Face aux dynamiques climatiques et environnementales – officiellement qualifiées d’urgences -, il porte le changement des comportements de tous, par des normes, des taxes et même une éducation à ce qu’il faut penser. Et malheur aux rétifs, leur égoïsme sera publiquement dénoncé.

Selon l’ONU, il y a 80 % de chances que la population mondiale augmente de 25 % d’ici à 2050. Un sujet majeur, qui laisse de marbre les écologistes.

On entend les écologistes sur tout, sauf sur une question : la natalité. C’est un peu étonnant car selon l’Organisation des Nations unies, il y a 80 % de chances que la population mondiale se situe entre 9,5 et 10 milliards d’habitants en 2050. Mine de rien, cela représente une augmentation d’environ 25 %. Et encore, les projections ne prennent pas en compte la nouvelle orientation nataliste du gouvernement chinois, qui veillera à ce que sa politique soit plus « inclusive », ce qui doit se comprendre comme plus suivie.

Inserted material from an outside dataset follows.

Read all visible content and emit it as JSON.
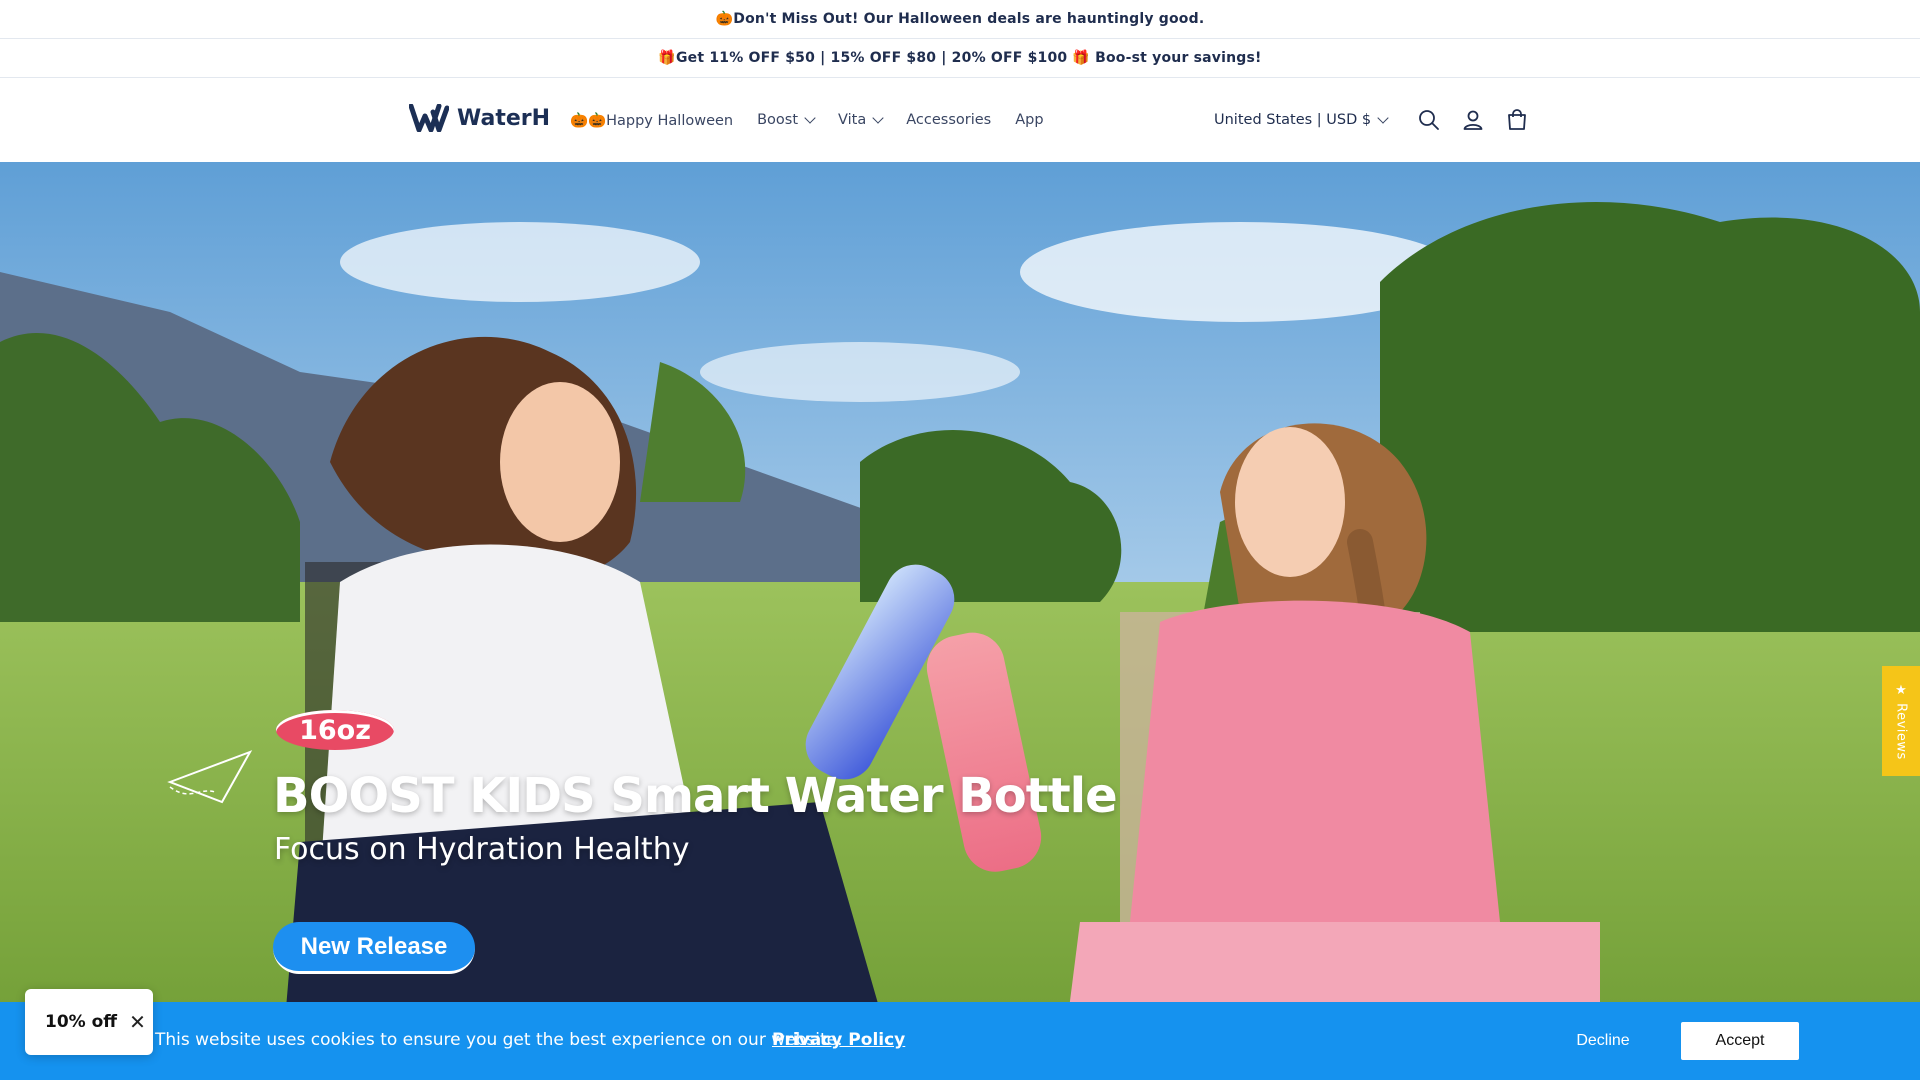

Etant donné l’augmentation anticipée de la population mondiale, si l’on veut que les émissions de gaz à effet de serre soient stabilisées, il faudrait donc que les émissions par tête soient réduites de 20 %, ce qui est colossal. Mais face à cet enjeu majeur, que ce soit à la Convention citoyenne pour le climat, au Haut Conseil pour le climat, à Europe Ecologie-Les Verts ou ailleurs, le silence est assourdissant.

Une pauvre opposition

Il est vrai que ce n’est pas facile de parler de réduction des naissances. Parce que cela touche à l’intime et parce que des institutions puissantes en ont fait leur chasse gardée. Les Eglises, bien sûr, mais également les gouvernements et même les défenseurs autoproclamés du peuple.

On se rappelle de Proudhon déclarant que « s’il y a un homme de trop sur terre, c’est bien M. Malthus ». C’est d’ailleurs l’interprétation grivoise des travaux de ce dernier qui ont valu durablement à la science économique le surnom de « science triste ». Aujourd’hui, c’est le spectre de « l’hiver démographique » que l’on promet à quiconque ne déplore pas la baisse de la natalité.

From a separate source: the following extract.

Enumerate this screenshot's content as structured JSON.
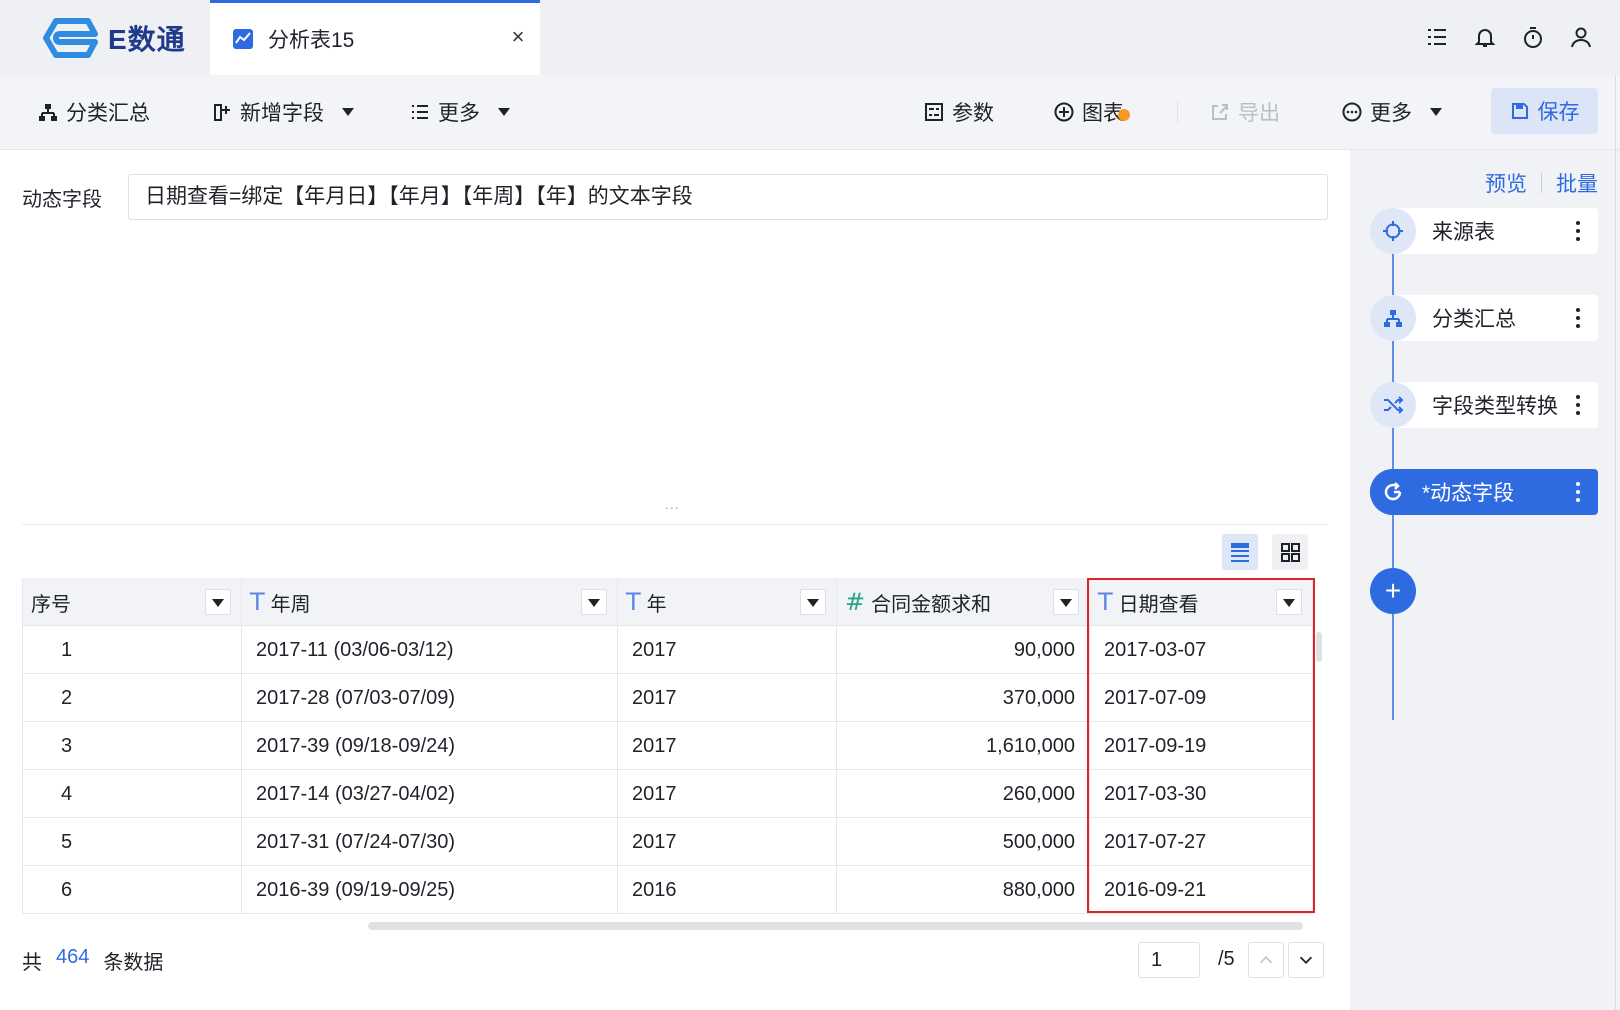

Le débat environnemental ignore donc la question cruciale et se focalise sur une pauvre opposition entre ceux qui pensent que le progrès technologique nous sauvera et ceux qui pensent le contraire. Et, finalement, le consensus se fait sur la nécessité de créer des « emplois verts » et d’engager une relance en faveur de la transition écologique.

Lors de la campagne de 2007, Ségolène Royal assurait déjà qu’une politique de lutte contre le réchauffement climatique permettrait de créer des emplois. La « royalisation » des esprits est aujourd’hui éclatante : des services de Bruno Le Maire à ceux d’Ursula von der Leyen, tous ont adopté le même mantra.

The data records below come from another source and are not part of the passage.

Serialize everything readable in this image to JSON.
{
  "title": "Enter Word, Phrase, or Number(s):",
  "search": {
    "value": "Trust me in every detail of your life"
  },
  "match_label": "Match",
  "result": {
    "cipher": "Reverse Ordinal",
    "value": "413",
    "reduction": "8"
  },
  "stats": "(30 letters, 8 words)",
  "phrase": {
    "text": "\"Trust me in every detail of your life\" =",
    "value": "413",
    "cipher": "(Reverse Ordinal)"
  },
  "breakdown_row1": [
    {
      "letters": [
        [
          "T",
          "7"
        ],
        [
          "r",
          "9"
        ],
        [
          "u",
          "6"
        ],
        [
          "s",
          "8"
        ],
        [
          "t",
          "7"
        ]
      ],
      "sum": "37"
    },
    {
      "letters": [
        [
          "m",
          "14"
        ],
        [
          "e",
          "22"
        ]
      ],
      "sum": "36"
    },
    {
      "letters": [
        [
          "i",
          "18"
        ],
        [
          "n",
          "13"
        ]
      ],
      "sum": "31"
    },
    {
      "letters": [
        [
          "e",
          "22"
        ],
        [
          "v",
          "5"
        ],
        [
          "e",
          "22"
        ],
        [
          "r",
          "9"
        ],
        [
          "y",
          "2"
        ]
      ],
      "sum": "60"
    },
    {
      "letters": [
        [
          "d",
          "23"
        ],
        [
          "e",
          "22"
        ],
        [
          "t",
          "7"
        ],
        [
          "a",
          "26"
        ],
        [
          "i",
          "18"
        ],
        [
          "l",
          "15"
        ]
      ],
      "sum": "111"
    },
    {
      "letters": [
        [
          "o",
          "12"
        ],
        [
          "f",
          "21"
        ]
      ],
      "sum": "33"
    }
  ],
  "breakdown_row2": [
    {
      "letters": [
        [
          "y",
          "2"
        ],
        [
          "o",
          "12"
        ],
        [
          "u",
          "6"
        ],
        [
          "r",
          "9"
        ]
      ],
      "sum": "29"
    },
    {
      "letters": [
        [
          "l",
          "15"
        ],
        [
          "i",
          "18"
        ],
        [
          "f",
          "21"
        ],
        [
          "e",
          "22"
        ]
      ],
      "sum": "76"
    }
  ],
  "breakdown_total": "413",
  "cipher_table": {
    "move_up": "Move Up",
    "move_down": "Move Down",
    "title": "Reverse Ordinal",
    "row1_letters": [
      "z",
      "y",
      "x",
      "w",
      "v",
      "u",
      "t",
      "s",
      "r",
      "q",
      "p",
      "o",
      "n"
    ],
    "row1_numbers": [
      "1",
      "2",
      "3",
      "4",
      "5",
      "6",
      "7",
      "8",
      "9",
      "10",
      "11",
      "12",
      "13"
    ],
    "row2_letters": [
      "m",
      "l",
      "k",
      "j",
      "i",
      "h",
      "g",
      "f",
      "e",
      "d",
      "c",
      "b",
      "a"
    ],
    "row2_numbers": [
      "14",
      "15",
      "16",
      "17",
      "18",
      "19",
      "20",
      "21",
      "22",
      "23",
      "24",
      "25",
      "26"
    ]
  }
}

C’est justement parce que la question de la réduction des naissances est difficile et conflictuelle, qu’elle doit être abordée par les candidats à la présidentielle. Il est facile d’anticiper que tous, la main sur le coeur, nous assureront de leur engagement en faveur de l’environnement. Mais qui osera discuter de la politique familiale française, qui est l’une des plus subventionnée au monde ?

Plutôt que s’occuper des sapins de Noël, du Tour de France ou autres détails, les élus écologistes feraient bien d’aborder les enjeux démographiques du changement climatique. Plutôt que disserter sur les rêves des enfants, ne faut-il pas réfléchir à leur nombre ? Un véritable engagement ne doit pas craindre les questions qui fâchent.